Returning data in PostgreSQL

In or­der to get the best per­for­mance from our data­base en­gine, most of the times, we have to take ad­van­tage of its ex­clu­sive fea­tures. This has the dis­ad­van­tage of get­ting far­ther away from stan­dard, AN­SI code, and in the case of RDBM en­gi­nes, this al­so mean­s, most of the ORMs will not work.

Be­sides that, it could some­times be worth ex­plor­ing what we can gain by adapt­ing to the en­gine.

This is some­thing learnt from the feed­back of my talk giv­en at Eu­roPy­thon 2016. Af­ter the talk, an at­tendee told me that he liked it, and asked me about the code por­trayed in one of the slides, the one about dec­o­ra­tors with the ex­am­ple of mov­ing some records from one ta­ble to an­oth­er. He asked me if I ran code like that one in pro­duc­tion, to which I an­swered no: the code is en­tire­ly fic­tion­al, and it was done for the mere pur­pos­es of the ex­am­ples, so I just need­ed an ex­cuse for a task that could be done in two SQL state­ments, so the ex­am­ple with the dec­o­ra­tor can be shown.

The code of the ex­am­ple fol­lows:

INSERT INTO archive_orders
SELECT * from orders
WHERE order_date < '2016-01-01';

DELETE from orders WHERE order_date < '2016-01-01';

Then I learnt that there is an­oth­er way of writ­ing that sort of state­ments, with the “re­turn­ing” sen­tence of Post­greSQL.

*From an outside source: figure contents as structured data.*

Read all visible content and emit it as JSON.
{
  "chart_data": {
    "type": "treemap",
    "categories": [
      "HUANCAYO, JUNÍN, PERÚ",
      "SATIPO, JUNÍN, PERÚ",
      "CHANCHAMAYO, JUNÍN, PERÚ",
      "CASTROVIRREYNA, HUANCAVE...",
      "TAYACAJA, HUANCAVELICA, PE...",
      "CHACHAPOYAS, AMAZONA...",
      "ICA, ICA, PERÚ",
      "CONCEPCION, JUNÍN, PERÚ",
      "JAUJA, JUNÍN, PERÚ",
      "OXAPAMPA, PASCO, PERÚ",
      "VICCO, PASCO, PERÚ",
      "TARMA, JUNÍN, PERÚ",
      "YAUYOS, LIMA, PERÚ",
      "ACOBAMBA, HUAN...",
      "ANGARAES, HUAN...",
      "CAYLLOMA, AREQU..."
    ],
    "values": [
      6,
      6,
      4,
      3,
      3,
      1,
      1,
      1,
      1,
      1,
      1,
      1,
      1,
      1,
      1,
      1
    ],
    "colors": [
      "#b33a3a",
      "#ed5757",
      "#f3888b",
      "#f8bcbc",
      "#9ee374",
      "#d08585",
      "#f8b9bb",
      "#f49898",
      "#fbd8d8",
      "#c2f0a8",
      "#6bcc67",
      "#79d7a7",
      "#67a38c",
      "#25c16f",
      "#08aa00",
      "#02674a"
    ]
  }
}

It would be re-writ­ten like:

WITH deleted as (
    DELETE FROM orders WHERE order_date < '2016-01-01'
    RETURNING *
)
INSERT INTO archive_orders select * from deleted;

Or… the oth­er way around:

WITH to_delete as(
    INSERT INTO archive_orders
    SELECT id, description, order_date FROM orders WHERE order_date < '2016-01-01'
    RETURNING id
)
DELETE FROM orders where id in (select id from to_delete);

The in­ter­est­ing point here, is that it en­tails a sin­gle com­mand, in­stead of two. So this can be done with a sin­gle call to the database, sav­ing an ex­tra round trip.

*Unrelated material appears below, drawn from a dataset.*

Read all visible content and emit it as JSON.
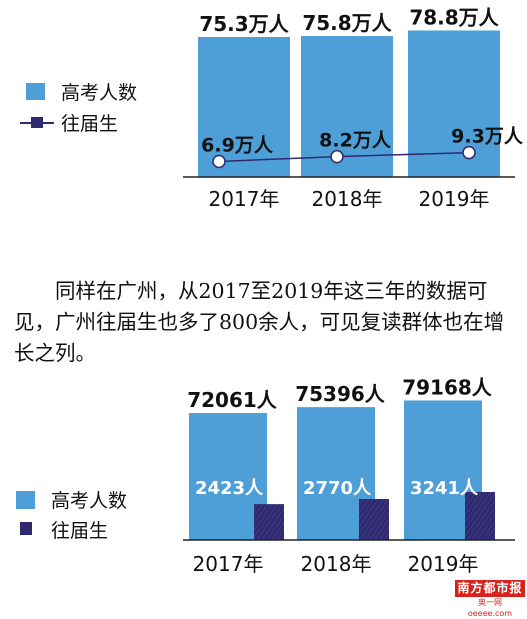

The point here is that the delete state­ment of Post­greSQL (as well as the rest of the state­ments, IN­SERT, UP­DATE, for in­stance), can be spec­i­fied to re­turn the da­ta they af­fec­t, and this can be used in an in­ter­me­di­ate ta­ble to pipe it to an­oth­er state­men­t.

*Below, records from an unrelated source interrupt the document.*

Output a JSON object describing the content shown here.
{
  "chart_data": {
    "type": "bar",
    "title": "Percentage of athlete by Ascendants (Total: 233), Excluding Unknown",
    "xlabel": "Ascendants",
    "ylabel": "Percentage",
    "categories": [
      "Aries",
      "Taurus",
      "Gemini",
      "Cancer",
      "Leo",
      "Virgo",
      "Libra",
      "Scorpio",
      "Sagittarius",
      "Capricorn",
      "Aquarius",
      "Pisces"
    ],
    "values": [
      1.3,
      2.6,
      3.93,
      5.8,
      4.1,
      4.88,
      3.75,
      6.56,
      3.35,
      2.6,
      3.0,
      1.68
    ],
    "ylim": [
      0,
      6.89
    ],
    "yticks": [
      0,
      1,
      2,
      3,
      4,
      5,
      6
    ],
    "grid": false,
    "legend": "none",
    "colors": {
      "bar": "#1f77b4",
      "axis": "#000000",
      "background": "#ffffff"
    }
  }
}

By de­fault, if you run the delete state­men­t, it should re­turn the num­ber of af­fect­ed rows, like:

delete from orders where id > 3;
DELETE 4

But, we can make it to re­turn the rows them­selves:

delete from orders where id > 3 returning \*;
id|   description    |     order_date
----+------------------+---------------------
4 | to be archived   | 2014-12-09 00:00:00
5 | First sale order | 2016-07-17 00:00:00
6 | First sale order | 2016-07-20 00:00:00
7 | First sale order | 2016-07-24 00:00:00
(4 rows)

DELETE 4

Or, spe­cif­ic col­umns if we se­lect them:

delete from orders where id > 3 returning id, description;
id |   description
----+------------------
4 | to be archived
5 | First sale order
6 | First sale order
7 | First sale order
(4 rows)

DELETE 4

So, we can use the “re­turn­ing” fea­ture of Post­greSQL, to do in a sin­gle com­mand what we usu­al­ly would do in two or more, and in some cas­es, it might be some­thing worth ex­plor­ing. It was great learn­ing things like this one, and get­ting tips as a re­sult from the feed­back of the talk (it does not change the mean­ing, and the ex­am­ple could re­main the same for the afore­men­tioned rea­son­s; it is just an ex­am­ple :-).